Humbleness. This is one of the greatest things I had to learn. Accepting the kindness and generosity of friends and family when I needed it. I'm not very good at asking for help, but I had to. And one of the things I had to do was go to the Department of Labor and file for unemployment benefits. That was really a surreal experience, but it honestly wasn't that bad. And the next day I got a call from the job I really wanted, and they offered me the position. It was part time, which I didn't know how I would work out until classes started and my loans kicked in, but another miracle occured - they asked if I would work full time until then. I never had to draw unemployment. I have no idea how these things have all happened. I guess I don't have to.

For a while, everything seemed like shit pie. But everything has transformed. I'm not dragging myself out of bed every day to walk into a building I hate, to a job with people I can't relate to and nothing to do, where I loathe every moment. I don't cry on the way to my car after work, dreading returning the next day. I don't carry that burden anymore. I actually like getting up in the morning. I like the people I work with. Hell, I actually TALK to them. My gifts are finally being used. It is like the world just opened up. For that I am grateful.


"Look at the sky to survive, people try to get by, fightin force, slice of the pie, tryin to eat and be high. How you know you really alive if you don't reach for the sky? How your eyes keep on the prize...What you seek and you'll find..."

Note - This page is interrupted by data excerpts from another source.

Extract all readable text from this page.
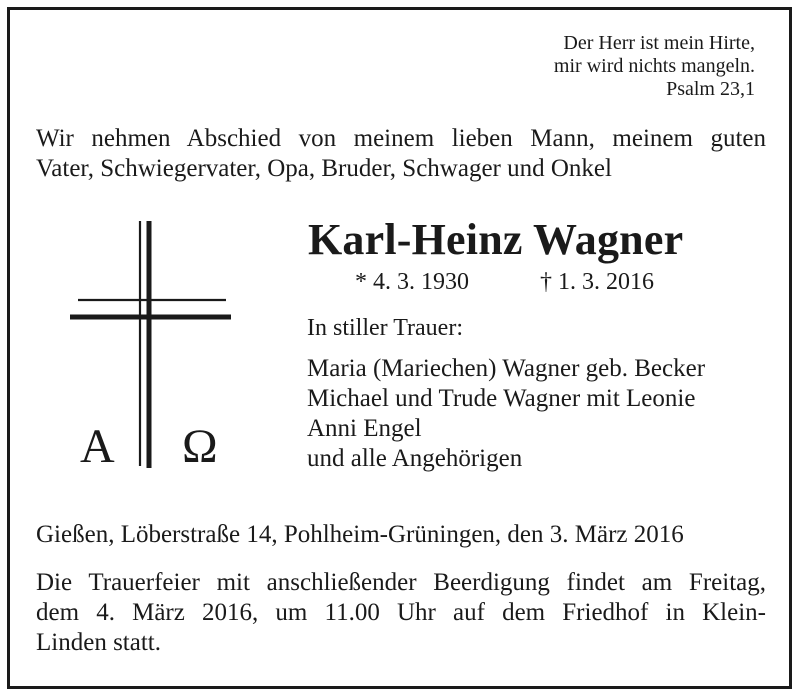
Der Herr ist mein Hirte,
mir wird nichts mangeln.
Psalm 23,1
Wir nehmen Abschied von meinem lieben Mann, meinem guten
Vater, Schwiegervater, Opa, Bruder, Schwager und Onkel
A Ω
Karl-Heinz Wagner
* 4. 3. 1930	† 1. 3. 2016
In stiller Trauer:
Maria (Mariechen) Wagner geb. Becker
Michael und Trude Wagner mit Leonie
Anni Engel
und alle Angehörigen
Gießen, Löberstraße 14, Pohlheim-Grüningen, den 3. März 2016
Die Trauerfeier mit anschließender Beerdigung findet am Freitag,
dem 4. März 2016, um 11.00 Uhr auf dem Friedhof in Klein-
Linden statt.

-Talib Kweli, Just to Get By

penny lane

I rescued a lovely little weiner dog a few weeks ago. The name she was given by the adoption agency was Mrs. Robinson, which was pretty cute, but its hard to say "Mrs. Robinson" every time you call her name. So, I named her Penny Lane. I suppose she's Mrs. Penny Lane Robinson? I could have given her my last name, or hypenated, but she's a woman of the world, and I'll let her keep her maiden name.

She's about six years old and 13 pounds, she's tiny and adorable. I like to say she's a survivor of sexual slavery. It's true, she was in a puppy mill and they think she had six or seven litters. They left her outside and she got heartworms. She's cured now, thankfully. They left her at Animal Control, and she was lucky to be picked up by a dashchund rescue. And then she found her way to me. When I met her, the first the I noticed was, well...her saggy boobs. She came by them honestly, she's suckled a lot of pups in her day. I keep convincing myself that they're not as saggy as they were when I got her, but I think I'm just used to them now. But she's still the prettiest little thing. And I can't judge her for her womanly shape. And I'll have saggy boobs one day, too.

She was pretty shy and scared when I got her, but she and I have really bonded, and she's way more outgoing these days. She is super spoiled and she's getting more bold in approaching people. She had an adjustment period and chewed up some of my stuff - my favorite pair of flip flops, my ipod charger. It was amazing how she picked the best stuff. It's like she has a sixth sense. I found one of my red high heels, which I love, in her crate yesterday. Luckily she hadn't done any damage yet. But despite her penchant for shoes, she's great. I gave her a bath for the first time last night and she was so well behaved. I never really understood dogs being "man's best friend", but I totally get it now. She's my girl. I don't know what I did without her.